If a drive to succeed that stems from external influences like incentives and competition does not create a better schools and public services, what, in your view, will?
I do not think competition creates better services such as better schools or hospitals; I think quite the opposite. Children's safety and education should be the only aim of schooling; pupils do not care about game playing by Local Authorities or the manipulation of league tables. Children are not data, they are not units of value, they are not bums on seats, they are not income generators, they are not failures, they are not too expensive, they are not resource heavy, they are not bad statistics. Yet this is the sort of management speak and box-ticking approach that is attempting to destroy our schools and all public services.
I have seen adverts for NHS Choices reassuring me that as an atomised, neoliberal subject I have the human right to choose which hospital I go to, depending on whether I want it to be local, or specialist, or clean. My response is that all hospitals should be local, clean and provide or signpost to specialisms. Competition is invalid when we all want the same thing. We all want good local schools, we all want to be able to get an appointment at a nearby GP surgery, we all want an A&E nearby should we need it, we all want quality care for our elderly or sick loved ones. So what are we competing over?

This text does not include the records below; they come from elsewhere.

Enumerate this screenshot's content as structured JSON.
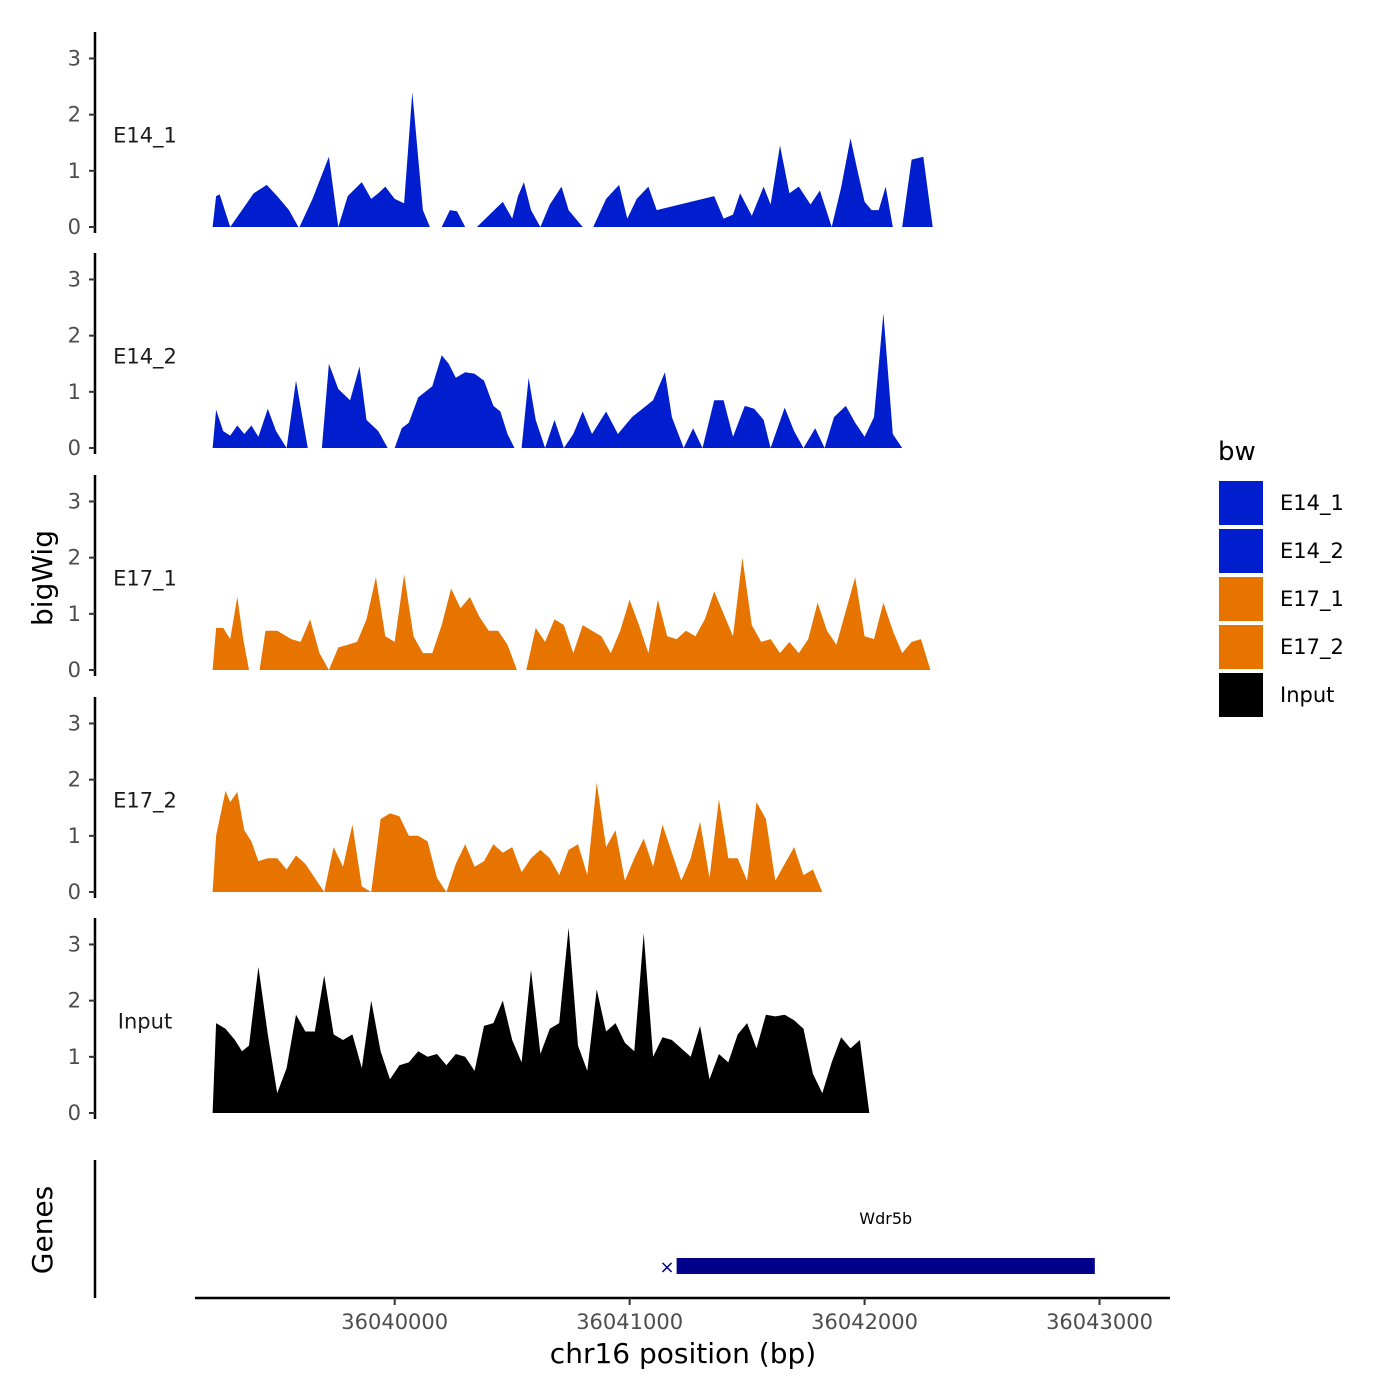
{
  "chart_data": {
    "type": "area",
    "chromosome": "chr16",
    "xlabel": "chr16 position (bp)",
    "ylabel": "bigWig",
    "genes_label": "Genes",
    "xlim": [
      36039150,
      36043300
    ],
    "ylim": [
      0,
      3.4
    ],
    "x_ticks": [
      36040000,
      36041000,
      36042000,
      36043000
    ],
    "x_tick_labels": [
      "36040000",
      "36041000",
      "36042000",
      "36043000"
    ],
    "y_ticks": [
      0,
      1,
      2,
      3
    ],
    "y_tick_labels": [
      "0",
      "1",
      "2",
      "3"
    ],
    "legend": {
      "title": "bw",
      "entries": [
        {
          "label": "E14_1",
          "color": "#001ECD"
        },
        {
          "label": "E14_2",
          "color": "#001ECD"
        },
        {
          "label": "E17_1",
          "color": "#E87400"
        },
        {
          "label": "E17_2",
          "color": "#E87400"
        },
        {
          "label": "Input",
          "color": "#000000"
        }
      ]
    },
    "series": [
      {
        "name": "E14_1",
        "color": "#001ECD",
        "x": [
          36039225,
          36039240,
          36039255,
          36039300,
          36039350,
          36039400,
          36039455,
          36039500,
          36039550,
          36039590,
          36039595,
          36039650,
          36039720,
          36039760,
          36039800,
          36039860,
          36039900,
          36039930,
          36039960,
          36040000,
          36040040,
          36040075,
          36040120,
          36040150,
          36040200,
          36040235,
          36040265,
          36040300,
          36040335,
          36040350,
          36040460,
          36040500,
          36040525,
          36040550,
          36040580,
          36040620,
          36040660,
          36040710,
          36040740,
          36040800,
          36040845,
          36040900,
          36040955,
          36040990,
          36041030,
          36041080,
          36041115,
          36041360,
          36041400,
          36041440,
          36041470,
          36041520,
          36041570,
          36041600,
          36041640,
          36041680,
          36041720,
          36041770,
          36041810,
          36041860,
          36041900,
          36041940,
          36041970,
          36042000,
          36042030,
          36042060,
          36042090,
          36042120,
          36042160,
          36042200,
          36042250,
          36042290,
          36042340,
          36042380,
          36042420,
          36042460,
          36042500,
          36042540,
          36042590,
          36042640,
          36042690,
          36042720,
          36042760,
          36042810,
          36042830,
          36042880,
          36042920,
          36042950,
          36042980
        ],
        "values": [
          0,
          0.55,
          0.58,
          0,
          0.3,
          0.6,
          0.75,
          0.55,
          0.3,
          0,
          0,
          0.5,
          1.25,
          0,
          0.55,
          0.8,
          0.5,
          0.6,
          0.72,
          0.5,
          0.42,
          2.4,
          0.3,
          0,
          0,
          0.3,
          0.28,
          0,
          0,
          0,
          0.45,
          0.15,
          0.55,
          0.8,
          0.3,
          0,
          0.4,
          0.72,
          0.3,
          0,
          0,
          0.5,
          0.75,
          0.15,
          0.5,
          0.72,
          0.3,
          0.55,
          0.15,
          0.22,
          0.6,
          0.2,
          0.72,
          0.4,
          1.45,
          0.6,
          0.72,
          0.4,
          0.65,
          0,
          0.7,
          1.58,
          1,
          0.45,
          0.3,
          0.3,
          0.72,
          0,
          0,
          1.2,
          1.25,
          0,
          0,
          0,
          0,
          0,
          0,
          0,
          0,
          0,
          0,
          0,
          0,
          0,
          0,
          0,
          0,
          0,
          0
        ]
      },
      {
        "name": "E14_2",
        "color": "#001ECD",
        "x": [
          36039225,
          36039240,
          36039270,
          36039300,
          36039330,
          36039360,
          36039390,
          36039420,
          36039460,
          36039495,
          36039540,
          36039580,
          36039630,
          36039690,
          36039720,
          36039760,
          36039810,
          36039850,
          36039880,
          36039930,
          36039970,
          36040000,
          36040030,
          36040060,
          36040100,
          36040160,
          36040200,
          36040230,
          36040260,
          36040300,
          36040340,
          36040380,
          36040420,
          36040450,
          36040480,
          36040510,
          36040540,
          36040570,
          36040600,
          36040640,
          36040680,
          36040720,
          36040760,
          36040800,
          36040840,
          36040900,
          36040950,
          36041010,
          36041100,
          36041150,
          36041180,
          36041230,
          36041270,
          36041310,
          36041360,
          36041400,
          36041440,
          36041490,
          36041530,
          36041570,
          36041600,
          36041660,
          36041700,
          36041740,
          36041790,
          36041830,
          36041870,
          36041920,
          36041960,
          36042000,
          36042040,
          36042080,
          36042120,
          36042160,
          36042200,
          36042240,
          36042280,
          36042320,
          36042360,
          36042400,
          36042440,
          36042490,
          36042530,
          36042570,
          36042620,
          36042660,
          36042700,
          36042740,
          36042770,
          36042790,
          36042810,
          36042830,
          36042860,
          36042890,
          36042930,
          36042960
        ],
        "values": [
          0,
          0.68,
          0.3,
          0.22,
          0.4,
          0.25,
          0.4,
          0.2,
          0.7,
          0.3,
          0,
          1.2,
          0,
          0,
          1.5,
          1.05,
          0.85,
          1.45,
          0.5,
          0.3,
          0,
          0,
          0.35,
          0.45,
          0.9,
          1.1,
          1.65,
          1.5,
          1.25,
          1.35,
          1.32,
          1.2,
          0.75,
          0.65,
          0.25,
          0,
          0,
          1.25,
          0.5,
          0,
          0.5,
          0,
          0.25,
          0.65,
          0.25,
          0.65,
          0.25,
          0.55,
          0.85,
          1.35,
          0.55,
          0,
          0.35,
          0,
          0.85,
          0.85,
          0.2,
          0.75,
          0.7,
          0.5,
          0,
          0.72,
          0.3,
          0,
          0.35,
          0,
          0.55,
          0.75,
          0.45,
          0.2,
          0.55,
          2.4,
          0.25,
          0,
          0,
          0,
          0,
          0,
          0,
          0,
          0,
          0,
          0,
          0,
          0,
          0,
          0,
          0,
          0,
          0,
          0,
          0,
          0,
          0,
          0,
          0
        ]
      },
      {
        "name": "E17_1",
        "color": "#E87400",
        "x": [
          36039225,
          36039240,
          36039270,
          36039300,
          36039330,
          36039355,
          36039380,
          36039400,
          36039425,
          36039450,
          36039500,
          36039560,
          36039600,
          36039640,
          36039680,
          36039720,
          36039760,
          36039800,
          36039840,
          36039880,
          36039920,
          36039960,
          36040000,
          36040040,
          36040080,
          36040120,
          36040160,
          36040200,
          36040240,
          36040280,
          36040320,
          36040360,
          36040400,
          36040440,
          36040480,
          36040520,
          36040560,
          36040600,
          36040640,
          36040680,
          36040720,
          36040760,
          36040800,
          36040840,
          36040880,
          36040920,
          36040960,
          36041000,
          36041040,
          36041080,
          36041120,
          36041160,
          36041200,
          36041240,
          36041280,
          36041320,
          36041360,
          36041400,
          36041440,
          36041480,
          36041520,
          36041560,
          36041600,
          36041640,
          36041680,
          36041720,
          36041760,
          36041800,
          36041840,
          36041880,
          36041920,
          36041960,
          36042000,
          36042040,
          36042080,
          36042120,
          36042160,
          36042200,
          36042240,
          36042280,
          36042320,
          36042360,
          36042400,
          36042440,
          36042480,
          36042520,
          36042560,
          36042600,
          36042640,
          36042680,
          36042720,
          36042760,
          36042800,
          36042840,
          36042880,
          36042920,
          36042950
        ],
        "values": [
          0,
          0.75,
          0.75,
          0.55,
          1.3,
          0.55,
          0,
          0,
          0,
          0.7,
          0.7,
          0.55,
          0.5,
          0.9,
          0.3,
          0,
          0.4,
          0.45,
          0.5,
          0.9,
          1.65,
          0.6,
          0.5,
          1.7,
          0.6,
          0.3,
          0.3,
          0.8,
          1.45,
          1.1,
          1.3,
          0.95,
          0.7,
          0.7,
          0.45,
          0,
          0,
          0.75,
          0.5,
          0.9,
          0.8,
          0.3,
          0.8,
          0.7,
          0.6,
          0.3,
          0.7,
          1.25,
          0.8,
          0.3,
          1.25,
          0.6,
          0.55,
          0.7,
          0.6,
          0.9,
          1.4,
          1,
          0.6,
          2.0,
          0.8,
          0.5,
          0.55,
          0.3,
          0.5,
          0.3,
          0.55,
          1.2,
          0.7,
          0.45,
          1.05,
          1.65,
          0.6,
          0.55,
          1.2,
          0.7,
          0.3,
          0.5,
          0.55,
          0,
          0,
          0,
          0,
          0,
          0,
          0,
          0,
          0,
          0,
          0,
          0,
          0,
          0,
          0,
          0,
          0,
          0
        ]
      },
      {
        "name": "E17_2",
        "color": "#E87400",
        "x": [
          36039225,
          36039240,
          36039280,
          36039300,
          36039330,
          36039360,
          36039390,
          36039420,
          36039460,
          36039500,
          36039540,
          36039580,
          36039620,
          36039660,
          36039700,
          36039740,
          36039780,
          36039820,
          36039860,
          36039900,
          36039940,
          36039980,
          36040020,
          36040060,
          36040100,
          36040140,
          36040180,
          36040220,
          36040260,
          36040300,
          36040340,
          36040380,
          36040420,
          36040460,
          36040500,
          36040540,
          36040580,
          36040620,
          36040660,
          36040700,
          36040740,
          36040780,
          36040820,
          36040860,
          36040900,
          36040940,
          36040980,
          36041020,
          36041060,
          36041100,
          36041140,
          36041180,
          36041220,
          36041260,
          36041300,
          36041340,
          36041380,
          36041420,
          36041460,
          36041500,
          36041540,
          36041580,
          36041620,
          36041660,
          36041700,
          36041740,
          36041780,
          36041820,
          36041860,
          36041900,
          36041940,
          36041980,
          36042020,
          36042060,
          36042100,
          36042140,
          36042180,
          36042220,
          36042260,
          36042300,
          36042340,
          36042380,
          36042420,
          36042460,
          36042500,
          36042540,
          36042580,
          36042620,
          36042660,
          36042700,
          36042740,
          36042780,
          36042820,
          36042860,
          36042900,
          36042950
        ],
        "values": [
          0,
          1.0,
          1.8,
          1.6,
          1.78,
          1.1,
          0.9,
          0.55,
          0.6,
          0.6,
          0.4,
          0.65,
          0.5,
          0.25,
          0,
          0.8,
          0.45,
          1.2,
          0.1,
          0,
          1.3,
          1.4,
          1.35,
          1.0,
          1.0,
          0.9,
          0.25,
          0,
          0.5,
          0.85,
          0.45,
          0.55,
          0.85,
          0.7,
          0.8,
          0.35,
          0.6,
          0.75,
          0.6,
          0.3,
          0.75,
          0.85,
          0.3,
          1.95,
          0.8,
          1.1,
          0.2,
          0.6,
          0.95,
          0.45,
          1.2,
          0.7,
          0.2,
          0.6,
          1.25,
          0.25,
          1.65,
          0.6,
          0.6,
          0.2,
          1.6,
          1.3,
          0.2,
          0.5,
          0.8,
          0.3,
          0.4,
          0,
          0,
          0,
          0,
          0,
          0,
          0,
          0,
          0,
          0,
          0,
          0,
          0,
          0,
          0,
          0,
          0,
          0,
          0,
          0,
          0,
          0,
          0,
          0,
          0,
          0,
          0,
          0,
          0
        ]
      },
      {
        "name": "Input",
        "color": "#000000",
        "x": [
          36039225,
          36039240,
          36039280,
          36039320,
          36039350,
          36039380,
          36039420,
          36039460,
          36039500,
          36039540,
          36039580,
          36039620,
          36039660,
          36039700,
          36039740,
          36039780,
          36039820,
          36039860,
          36039900,
          36039940,
          36039980,
          36040020,
          36040060,
          36040100,
          36040140,
          36040180,
          36040220,
          36040260,
          36040300,
          36040340,
          36040380,
          36040420,
          36040460,
          36040500,
          36040540,
          36040580,
          36040620,
          36040660,
          36040700,
          36040740,
          36040780,
          36040820,
          36040860,
          36040900,
          36040940,
          36040980,
          36041020,
          36041060,
          36041100,
          36041140,
          36041180,
          36041220,
          36041260,
          36041300,
          36041340,
          36041380,
          36041420,
          36041460,
          36041500,
          36041540,
          36041580,
          36041620,
          36041660,
          36041700,
          36041740,
          36041780,
          36041820,
          36041860,
          36041900,
          36041940,
          36041980,
          36042020,
          36042060,
          36042100,
          36042140,
          36042180,
          36042220,
          36042260,
          36042300,
          36042340,
          36042380,
          36042420,
          36042460,
          36042500,
          36042540,
          36042580,
          36042620,
          36042660,
          36042700,
          36042740,
          36042780,
          36042820,
          36042860,
          36042900,
          36042940,
          36042950
        ],
        "values": [
          0,
          1.6,
          1.5,
          1.3,
          1.1,
          1.2,
          2.6,
          1.4,
          0.35,
          0.8,
          1.75,
          1.45,
          1.45,
          2.45,
          1.4,
          1.3,
          1.4,
          0.8,
          2.0,
          1.1,
          0.6,
          0.85,
          0.9,
          1.1,
          1.0,
          1.05,
          0.85,
          1.05,
          1.0,
          0.75,
          1.55,
          1.6,
          2.0,
          1.3,
          0.9,
          2.55,
          1.05,
          1.5,
          1.6,
          3.3,
          1.2,
          0.75,
          2.2,
          1.45,
          1.6,
          1.25,
          1.1,
          3.2,
          1.0,
          1.35,
          1.3,
          1.15,
          1.0,
          1.55,
          0.6,
          1.05,
          0.9,
          1.4,
          1.6,
          1.15,
          1.75,
          1.72,
          1.75,
          1.65,
          1.5,
          0.7,
          0.35,
          0.9,
          1.35,
          1.15,
          1.3,
          0,
          0,
          0,
          0,
          0,
          0,
          0,
          0,
          0,
          0,
          0,
          0,
          0,
          0,
          0,
          0,
          0,
          0,
          0,
          0,
          0,
          0,
          0,
          0,
          0
        ]
      }
    ],
    "genes": [
      {
        "name": "Wdr5b",
        "start": 36041200,
        "end": 36042980,
        "strand": "-",
        "color": "#00008B"
      }
    ]
  }
}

What should distinguish one hospital from another? What should make one school better than another? And how on earth could we even entertain that thought when nobody wants to be the person with the rubbish local school or the dirty hospital or the GP surgery that never has any appointments? If we want to compete, let us compete against faceless corporations that seek to persuade us that there is not enough money to go round, not enough resources, not enough housing, not enough human rights, not enough compassion. Because that is a zero-sum approach in which we all lose.